Head over to practically any store around, be it online or not, and you’ll see prices that end in “9″ everywhere.
While we all have heard of the reasons why it’s used (to make the price look lower)
How does it really appeal us?
Are people really that affected by a $99 price point versus paying $100?
Needless to say, the tactic works perfectly, and this type of pricing where prices end with 9, 99 etc are called “Charm Prices”.
In his book , William Poundstone dissects 8 different studies on the use of charm prices, and found that, on average, they increased sales by 24%versus their nearby, ’rounded’ price points.
Experiment by MIT and the University of Chicago
In this experiment, a standard women’s clothing item was tested at the prices of $34, $39, and $44. To the researchers’ surprise, the item sold best at $39, even more than the cheaper $34 price.
So Is there anything that can outsell No. 9?

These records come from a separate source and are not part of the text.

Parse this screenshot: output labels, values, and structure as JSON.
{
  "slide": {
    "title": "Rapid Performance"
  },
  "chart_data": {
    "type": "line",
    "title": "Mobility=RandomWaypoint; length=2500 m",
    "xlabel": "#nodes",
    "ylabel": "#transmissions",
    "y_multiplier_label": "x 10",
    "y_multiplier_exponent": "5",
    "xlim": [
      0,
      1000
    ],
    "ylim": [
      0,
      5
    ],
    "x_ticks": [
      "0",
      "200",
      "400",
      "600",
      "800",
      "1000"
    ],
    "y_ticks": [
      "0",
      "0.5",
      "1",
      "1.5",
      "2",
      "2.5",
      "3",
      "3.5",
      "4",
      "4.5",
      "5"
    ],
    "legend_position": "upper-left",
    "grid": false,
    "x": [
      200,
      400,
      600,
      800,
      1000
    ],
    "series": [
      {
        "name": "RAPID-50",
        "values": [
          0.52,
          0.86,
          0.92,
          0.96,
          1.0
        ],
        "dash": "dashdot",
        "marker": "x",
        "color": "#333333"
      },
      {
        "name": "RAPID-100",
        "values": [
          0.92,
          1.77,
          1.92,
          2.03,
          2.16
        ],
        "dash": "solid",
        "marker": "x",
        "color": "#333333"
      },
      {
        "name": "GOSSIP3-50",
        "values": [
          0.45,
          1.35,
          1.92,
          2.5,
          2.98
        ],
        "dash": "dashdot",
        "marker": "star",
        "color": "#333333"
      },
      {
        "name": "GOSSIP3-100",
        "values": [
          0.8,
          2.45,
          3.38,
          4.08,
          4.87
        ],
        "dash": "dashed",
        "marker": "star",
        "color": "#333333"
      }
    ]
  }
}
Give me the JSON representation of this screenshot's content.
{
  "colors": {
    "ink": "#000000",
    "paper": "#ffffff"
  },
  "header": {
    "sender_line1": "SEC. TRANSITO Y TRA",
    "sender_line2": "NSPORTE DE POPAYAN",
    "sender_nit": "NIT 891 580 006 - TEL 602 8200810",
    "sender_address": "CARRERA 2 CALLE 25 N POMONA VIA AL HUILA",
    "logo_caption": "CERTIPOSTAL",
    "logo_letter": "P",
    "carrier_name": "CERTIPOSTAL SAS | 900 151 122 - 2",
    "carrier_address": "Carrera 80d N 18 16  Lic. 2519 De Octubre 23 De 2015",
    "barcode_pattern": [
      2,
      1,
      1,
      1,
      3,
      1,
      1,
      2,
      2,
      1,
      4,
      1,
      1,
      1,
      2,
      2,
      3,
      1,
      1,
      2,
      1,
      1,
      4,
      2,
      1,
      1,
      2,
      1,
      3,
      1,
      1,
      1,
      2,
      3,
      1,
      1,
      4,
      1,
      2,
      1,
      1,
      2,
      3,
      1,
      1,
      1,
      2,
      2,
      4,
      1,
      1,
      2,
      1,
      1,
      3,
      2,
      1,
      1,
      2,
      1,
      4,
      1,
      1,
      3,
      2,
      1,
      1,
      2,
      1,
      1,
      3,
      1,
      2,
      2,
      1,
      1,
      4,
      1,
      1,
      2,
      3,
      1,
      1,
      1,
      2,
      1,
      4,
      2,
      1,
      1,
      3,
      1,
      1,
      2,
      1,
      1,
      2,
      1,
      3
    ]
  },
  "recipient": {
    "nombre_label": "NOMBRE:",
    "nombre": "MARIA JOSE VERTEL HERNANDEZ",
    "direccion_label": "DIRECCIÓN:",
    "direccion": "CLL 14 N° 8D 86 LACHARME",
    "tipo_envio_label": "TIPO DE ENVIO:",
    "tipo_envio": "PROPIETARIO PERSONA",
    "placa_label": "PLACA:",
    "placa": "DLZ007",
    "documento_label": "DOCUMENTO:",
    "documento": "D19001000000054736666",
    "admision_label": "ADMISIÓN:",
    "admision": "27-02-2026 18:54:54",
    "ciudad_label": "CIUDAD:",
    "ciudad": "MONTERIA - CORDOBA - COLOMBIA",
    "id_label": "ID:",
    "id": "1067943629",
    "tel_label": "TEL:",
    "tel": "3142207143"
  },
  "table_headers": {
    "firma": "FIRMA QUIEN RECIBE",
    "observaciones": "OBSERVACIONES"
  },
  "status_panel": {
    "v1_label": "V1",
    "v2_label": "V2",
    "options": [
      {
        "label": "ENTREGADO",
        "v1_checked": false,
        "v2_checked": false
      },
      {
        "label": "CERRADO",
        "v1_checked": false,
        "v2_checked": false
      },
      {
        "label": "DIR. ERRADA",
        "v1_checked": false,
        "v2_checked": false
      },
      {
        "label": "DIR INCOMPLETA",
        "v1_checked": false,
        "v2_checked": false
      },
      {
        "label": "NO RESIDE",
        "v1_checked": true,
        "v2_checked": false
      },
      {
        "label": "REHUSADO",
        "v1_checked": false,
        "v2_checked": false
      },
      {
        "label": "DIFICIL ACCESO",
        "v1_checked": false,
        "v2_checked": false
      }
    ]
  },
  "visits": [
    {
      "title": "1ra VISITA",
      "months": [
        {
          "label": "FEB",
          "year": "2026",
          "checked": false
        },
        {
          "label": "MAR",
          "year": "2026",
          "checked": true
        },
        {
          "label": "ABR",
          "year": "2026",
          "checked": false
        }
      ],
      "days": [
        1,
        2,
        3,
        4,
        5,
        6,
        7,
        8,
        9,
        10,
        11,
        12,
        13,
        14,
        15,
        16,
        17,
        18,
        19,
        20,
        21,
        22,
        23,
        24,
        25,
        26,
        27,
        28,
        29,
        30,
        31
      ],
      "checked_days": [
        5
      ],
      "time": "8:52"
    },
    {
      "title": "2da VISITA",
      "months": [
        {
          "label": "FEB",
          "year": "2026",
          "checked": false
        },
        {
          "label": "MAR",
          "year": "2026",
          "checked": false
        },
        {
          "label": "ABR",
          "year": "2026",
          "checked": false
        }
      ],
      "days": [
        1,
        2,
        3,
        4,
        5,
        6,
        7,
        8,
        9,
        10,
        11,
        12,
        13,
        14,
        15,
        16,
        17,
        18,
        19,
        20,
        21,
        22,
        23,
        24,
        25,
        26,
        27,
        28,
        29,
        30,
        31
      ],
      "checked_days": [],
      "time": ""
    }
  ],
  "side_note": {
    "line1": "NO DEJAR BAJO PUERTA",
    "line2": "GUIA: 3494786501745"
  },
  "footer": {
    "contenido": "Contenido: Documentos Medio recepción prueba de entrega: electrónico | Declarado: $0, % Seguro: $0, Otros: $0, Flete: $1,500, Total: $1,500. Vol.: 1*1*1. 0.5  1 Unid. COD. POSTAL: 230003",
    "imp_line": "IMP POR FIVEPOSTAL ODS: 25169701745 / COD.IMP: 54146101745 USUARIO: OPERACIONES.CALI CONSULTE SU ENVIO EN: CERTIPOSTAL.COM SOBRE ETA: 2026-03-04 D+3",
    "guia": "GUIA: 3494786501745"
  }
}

Researchers have found that selling prices that emphasize the original price, then the discounted price do seem to beat out number 9 when split tested.
In the image above, the price point on the left won.
So apparently, 9 can be defeated with a sale price…
I don’t think so..
The number 9 still comes out on top when it is used in cohesion with a Selling price, and the discounted price ending with 9.
In another split test, the sale prices was used ending in ’9′, and it ended up performing best of all:
And there it is.
Given similar circumstances, given even a less expensive option, it seems that the power of 9 still takes hold.